You can read this months column here.
Also, this issue of The Business Monthly also includes a nice little voter’s guide for HoCo and Anne Arundel county residents.
“The Business Monthly has asked each candidate for local and statewide office, as well as those running for office in counties or districts falling within our primary coverage area, to provide us with a biography and to answer a short questionnaire.”
They got a pretty good response but surprisingly 7 candidates did not bother to take a swing at this softball pitch. District 13 Senate candidate Kyle Lorton, Council District candidate Reginald Avery, School Board candidates David Thalheimer and Robert Ballinger, Register of Wills candidate Larry Blickman, Judge of Orphans Court candidates Leslie Smith Turner and Ajile Brown all took a pass.
There is also a HoCo politico piece by George Berkheimer about the slow pace of this years election.
“Compared to Howard County's last General Election, there's a bit less excitement in the air this year. Candidates have filed later than ever, some at the very last minute, and the first candidates' forum has yet to be held.
By contrast, forums were well underway by mid-May in 2006.”
He also writes that Alan Klein continues to insist that he is not a one issue candidate.

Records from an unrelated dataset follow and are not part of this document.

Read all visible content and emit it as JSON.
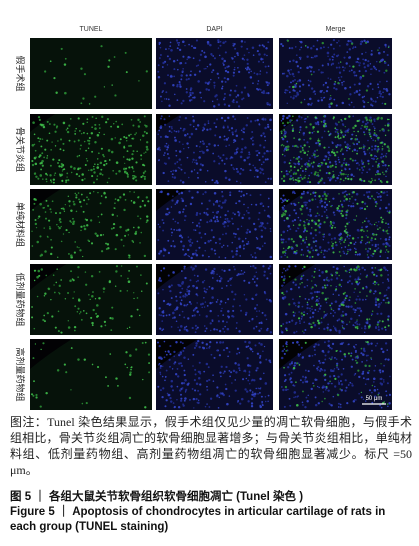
{
  "columns": [
    "TUNEL",
    "DAPI",
    "Merge"
  ],
  "rows": [
    "假手术组",
    "骨关节炎组",
    "单纯材料组",
    "低剂量药物组",
    "高剂量药物组"
  ],
  "scale_bar": "50 μm",
  "caption": "图注：Tunel 染色结果显示，假手术组仅见少量的凋亡软骨细胞，与假手术组相比，骨关节炎组凋亡的软骨细胞显著增多；与骨关节炎组相比，单纯材料组、低剂量药物组、高剂量药物组凋亡的软骨细胞显著减少。标尺 =50 μm。",
  "figure_title_cn": "图 5 ｜ 各组大鼠关节软骨组织软骨细胞凋亡 (Tunel 染色 )",
  "figure_title_en": "Figure 5 ｜ Apoptosis of chondrocytes in articular cartilage of rats in each group (TUNEL staining)"
}
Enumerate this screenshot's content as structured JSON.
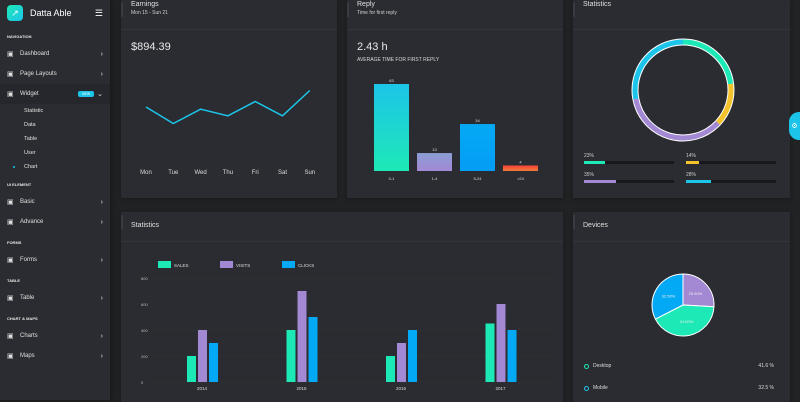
{
  "sidebar": {
    "brand": "Datta Able",
    "sections": [
      {
        "caption": "NAVIGATION",
        "items": [
          {
            "label": "Dashboard",
            "icon": "home-icon"
          },
          {
            "label": "Page Layouts",
            "icon": "layout-icon"
          },
          {
            "label": "Widget",
            "icon": "layers-icon",
            "badge": "NEW",
            "expanded": true,
            "children": [
              "Statistic",
              "Data",
              "Table",
              "User",
              "Chart"
            ],
            "current": "Chart"
          }
        ]
      },
      {
        "caption": "UI ELEMENT",
        "items": [
          {
            "label": "Basic",
            "icon": "box-icon"
          },
          {
            "label": "Advance",
            "icon": "gitlab-icon"
          }
        ]
      },
      {
        "caption": "FORMS",
        "items": [
          {
            "label": "Forms",
            "icon": "file-text-icon"
          }
        ]
      },
      {
        "caption": "TABLE",
        "items": [
          {
            "label": "Table",
            "icon": "server-icon"
          }
        ]
      },
      {
        "caption": "CHART & MAPS",
        "items": [
          {
            "label": "Charts",
            "icon": "pie-chart-icon"
          },
          {
            "label": "Maps",
            "icon": "map-icon"
          }
        ]
      }
    ]
  },
  "earnings": {
    "title": "Earnings",
    "subtitle": "Mon 15 - Sun 21",
    "amount": "$894.39"
  },
  "reply": {
    "title": "Reply",
    "subtitle": "Time for first reply",
    "value": "2.43 h",
    "caption": "AVERAGE TIME FOR FIRST REPLY"
  },
  "stats_donut": {
    "title": "Statistics",
    "bars": [
      {
        "label": "23%",
        "value": 23,
        "color": "#1de9b6"
      },
      {
        "label": "14%",
        "value": 14,
        "color": "#f4c22b"
      },
      {
        "label": "35%",
        "value": 35,
        "color": "#a389d4"
      },
      {
        "label": "28%",
        "value": 28,
        "color": "#1dc4e9"
      }
    ]
  },
  "stats_bar": {
    "title": "Statistics"
  },
  "devices": {
    "title": "Devices",
    "legend": [
      {
        "label": "Desktop",
        "value": "41.6 %",
        "color": "#1de9b6"
      },
      {
        "label": "Mobile",
        "value": "32.5 %",
        "color": "#1dc4e9"
      }
    ]
  },
  "chart_data": [
    {
      "type": "line",
      "categories": [
        "Mon",
        "Tue",
        "Wed",
        "Thu",
        "Fri",
        "Sat",
        "Sun"
      ],
      "values": [
        30,
        15,
        28,
        22,
        35,
        22,
        45
      ],
      "color": "#1dc4e9"
    },
    {
      "type": "bar",
      "categories": [
        "0-1",
        "1-4",
        "5-24",
        ">24"
      ],
      "values": [
        63,
        13,
        34,
        4
      ],
      "colors": [
        "#1de9b6",
        "#a389d4",
        "#1dc4e9",
        "#f44236"
      ]
    },
    {
      "type": "pie",
      "donut": true,
      "values": [
        23,
        14,
        35,
        28
      ],
      "colors": [
        "#1de9b6",
        "#f4c22b",
        "#a389d4",
        "#1dc4e9"
      ]
    },
    {
      "type": "bar",
      "categories": [
        "2014",
        "2015",
        "2016",
        "2017"
      ],
      "series": [
        {
          "name": "SALES",
          "values": [
            200,
            400,
            200,
            450
          ],
          "color": "#1de9b6"
        },
        {
          "name": "VISITS",
          "values": [
            400,
            700,
            300,
            600
          ],
          "color": "#a389d4"
        },
        {
          "name": "CLICKS",
          "values": [
            300,
            500,
            400,
            400
          ],
          "color": "#04a9f5"
        }
      ],
      "ylim": [
        0,
        800
      ],
      "yticks": [
        "0",
        "200",
        "400",
        "600",
        "800"
      ]
    },
    {
      "type": "pie",
      "values": [
        25.9,
        41.6,
        32.5
      ],
      "labels": [
        "25.90%",
        "41.60%",
        "32.50%"
      ],
      "colors": [
        "#a389d4",
        "#1de9b6",
        "#04a9f5"
      ]
    }
  ]
}
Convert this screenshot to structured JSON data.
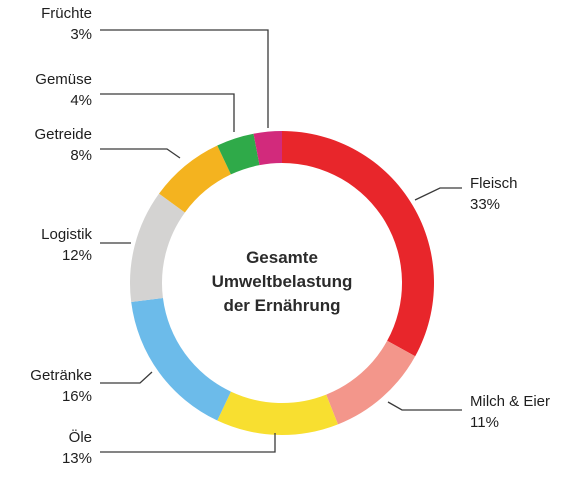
{
  "chart_data": {
    "type": "pie",
    "donut": true,
    "center_label": [
      "Gesamte",
      "Umweltbelastung",
      "der Ernährung"
    ],
    "slices": [
      {
        "name": "Fleisch",
        "value": 33,
        "label": "33%",
        "color": "#e8262b"
      },
      {
        "name": "Milch & Eier",
        "value": 11,
        "label": "11%",
        "color": "#f3968b"
      },
      {
        "name": "Öle",
        "value": 13,
        "label": "13%",
        "color": "#f8df30"
      },
      {
        "name": "Getränke",
        "value": 16,
        "label": "16%",
        "color": "#6cbbea"
      },
      {
        "name": "Logistik",
        "value": 12,
        "label": "12%",
        "color": "#d4d3d2"
      },
      {
        "name": "Getreide",
        "value": 8,
        "label": "8%",
        "color": "#f4b31f"
      },
      {
        "name": "Gemüse",
        "value": 4,
        "label": "4%",
        "color": "#2faa49"
      },
      {
        "name": "Früchte",
        "value": 3,
        "label": "3%",
        "color": "#d22a7c"
      }
    ]
  }
}
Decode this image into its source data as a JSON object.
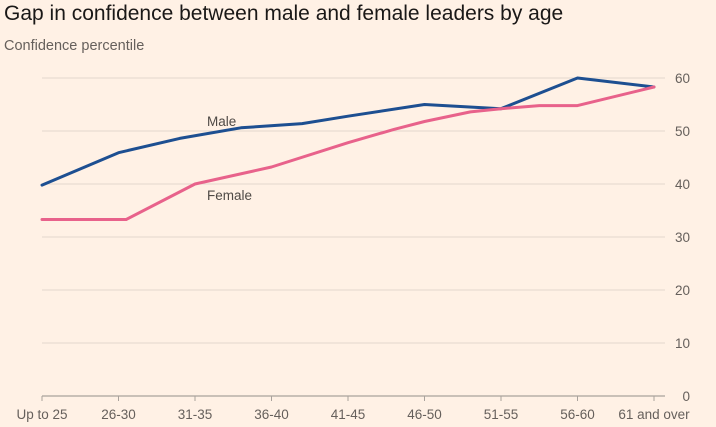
{
  "chart_data": {
    "type": "line",
    "title": "Gap in confidence between male and female leaders by age",
    "ylabel": "Confidence percentile",
    "xlabel": "",
    "categories": [
      "Up to 25",
      "26-30",
      "31-35",
      "36-40",
      "41-45",
      "46-50",
      "51-55",
      "56-60",
      "61 and over"
    ],
    "x": [
      0,
      0.3,
      1,
      1.8,
      2.3,
      3,
      3.5,
      4,
      4.6,
      5,
      5.3,
      6,
      6.3,
      7,
      7.5,
      8
    ],
    "ylim": [
      0,
      60
    ],
    "yticks": [
      0,
      10,
      20,
      30,
      40,
      50,
      60
    ],
    "grid": true,
    "series": [
      {
        "name": "Male",
        "color": "#1d4f91",
        "points": [
          {
            "x": 0,
            "y": 39.8
          },
          {
            "x": 1,
            "y": 45.9
          },
          {
            "x": 1.8,
            "y": 48.6
          },
          {
            "x": 2.6,
            "y": 50.6
          },
          {
            "x": 3.4,
            "y": 51.4
          },
          {
            "x": 4,
            "y": 52.8
          },
          {
            "x": 5,
            "y": 55.0
          },
          {
            "x": 6,
            "y": 54.2
          },
          {
            "x": 7,
            "y": 60.0
          },
          {
            "x": 8,
            "y": 58.3
          }
        ]
      },
      {
        "name": "Female",
        "color": "#e8628b",
        "points": [
          {
            "x": 0,
            "y": 33.3
          },
          {
            "x": 1.1,
            "y": 33.3
          },
          {
            "x": 2,
            "y": 40.0
          },
          {
            "x": 3,
            "y": 43.2
          },
          {
            "x": 4,
            "y": 47.8
          },
          {
            "x": 4.6,
            "y": 50.3
          },
          {
            "x": 5,
            "y": 51.8
          },
          {
            "x": 5.6,
            "y": 53.6
          },
          {
            "x": 6,
            "y": 54.2
          },
          {
            "x": 6.5,
            "y": 54.8
          },
          {
            "x": 7,
            "y": 54.8
          },
          {
            "x": 8,
            "y": 58.3
          }
        ]
      }
    ],
    "annotations": [
      {
        "text": "Male",
        "series": "Male"
      },
      {
        "text": "Female",
        "series": "Female"
      }
    ]
  }
}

You can find the complete guide here.
Wednesday, August 04, 2010
One of the first races to get battered around was the District 13 State Senate race. It was noted that Kyle Lorton failed to participate in the Business Monthly Candidate Guide. This is essentially blowing an opportunity for some favorable free press bringing into question as to whether he has enough fire in his belly. Kyle is one of two Republican challengers in a primary fight to see who will face Democrat Jim Robey in the general election. Kyles primary opponent is Jody Venkatesan. Some felt that if Kyle isn’t going to be serious about this race he should step aside and support Jody. This is a seat that was formerly held by Republican Sandy Schrader so it is a winnable seat for the GOP. The consensus of the group was that Jody is the better candidate. There are quite a few people out there who supported Jim last time that have since jumped ship.
The House of Delegates race in District 13 also was discussed. It was widely agreed that Guy Guzzone is the safest incumbent in this district, followed by Shane Pendergrass. The group perceived Frank Turner as the most vulnerable incumbent and that Ed Priola had the best chance of the four Repubs vying for a seat in this heavily Dem district.
One of the more interesting observations by one of the group was about the primary battle between Mary Kay Sigaty and Alan Klein. This political observer put the odds in this race at 60/40 in Mary Kay’s favor, which is a little too close for comfort. It was pointed out the primary contests in off year elections like this are dominated by the true believers. The trouncing that Linda Odum took at the hands of Phil Kirsch in the Columbia Council election this past spring augured well for Klein.
Nobody in the group liked slates. I personally happen to think that they are an insult to the voter. Just because I like Guy Guzzone doesn’t mean I like Shane Pendergrass. If anything that association detracts from Guy. I think candidates should stand on their own two feet, not on somebody elses slate.
And speaking of Guy, this group did not shy from looking into the HoCo politico future either. It was widely agreed that Guy will make a run for county executive in 2014 but not without a challenge from Courtney Watson. The Repub candidate for county exec that year will likely be Alan Kittleman.